Вместо этого я брала на себя все больше и больше обязанностей в загоне, в то время как бабушка оставалась в доме и выходила только помочь мне с тяжелой работой. Она утверждала, что ведет счета и платит налоги, но чаще всего, когда я возвращалась со двора в конце дня, то находила ее сидящей за столом, в заботе в основном не о документах, на которые бабушка лишь бессмысленно смотрела, а о стакане виски. Я спрашивала, что случилось, она отвечала: все в порядке, – но бизнес шел как обычно, так что делами она, видимо, все-таки занималась.
За несколько месяцев до смерти бабушка Хелен стала рано ложиться спать и поздно просыпаться. Когда тетя Кристина с девочками приезжали на ужин, бабушка аккуратно причесывалась и садилась со всеми за стол, но всегда витала мыслями в облаках, отрешенно потягивала свой виски и, несмотря на веселый переполох, который устраивали мои двоюродные сестры, находилась с нами только телом.
В тот период бабушка выглядела довольной, только когда выходила по утрам здороваться с птицами. При ее появлении Леди Лил высоко вскидывала свои огромные крылья и торопилась поприветствовать хозяйку, и бабушка Хелен, улыбаясь, подходила к загону, чтобы повидаться со старой подругой.
Эта искра давала мне надежду. Я думала, что мой отъезд заставит ее снова работать в загоне с птицами, поможет ей выйти из состояния апатии, но возможности осуществить мое намерение так и не представилось.
Я все еще думала о бабушке Хелен, когда пикап накренился. Раздался громкий хлопок, и передний бампер справа внезапно рухнул на землю. Уши резанул ужасный скрежет металла по дороге, и в боковое стекло я увидела фонтан искр. Схватившись за руль обеими руками, я сильно дернула его, вывернув машину на обочину. Она затормозила и остановилась.

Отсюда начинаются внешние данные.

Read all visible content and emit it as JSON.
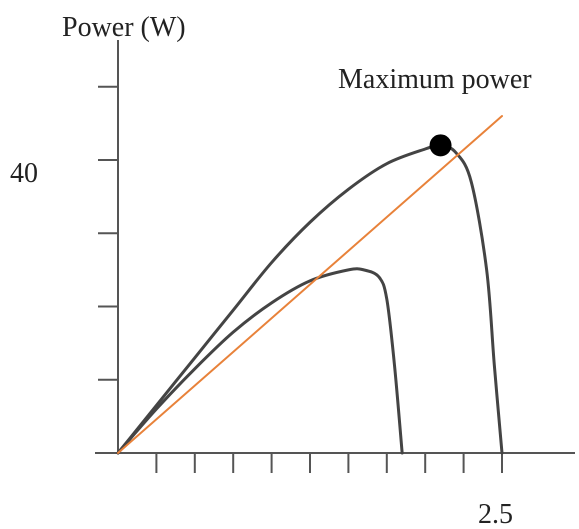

Я сидела, застыв, за рулем, глядя, как в свете фар вокруг пикапа поднимается пыль. В голове снова всплыло слово «авария». Автомобили на дороге ломаются сплошь и рядом.
Живот свело, я почувствовала желчь во рту и открыла дверцу, ожидая, что меня вырвет, но тошнота отступила. Пошатываясь, я вылезла из пикапа и положила руки на капот, чтобы унять головокружение и сориентироваться. Метрах в четырехстах впереди светился в темноте, как маяк, белый знак с надписью «Ранчо „Уишбон“». По крайней мере, я застряла недалеко от дома.
Я достала из бардачка маленький фонарик и, направив луч на колесо, увидела, что колесо с лысой покрышкой сорвало с оси и вмяло в колесную арку. Со спущенной шиной я бы справилась, но это повреждение было мне не по зубам. Огладывая горизонт, я вздохнула. Совсем близко от меня, сверкнув бледными крыльями, с неба упал филин, схватил с земли какое-то маленькое несчастное существо и улетел прочь.
Мне не очень хотелось оставлять пикап на шоссе на ночь. Угона я не боялась, но недавно у нескольких сотрудников Девона украли с припаркованных у завода машин задние борта кузовов, и еще я знала, что некоторые запчасти автомобиля представляют для воров ценность.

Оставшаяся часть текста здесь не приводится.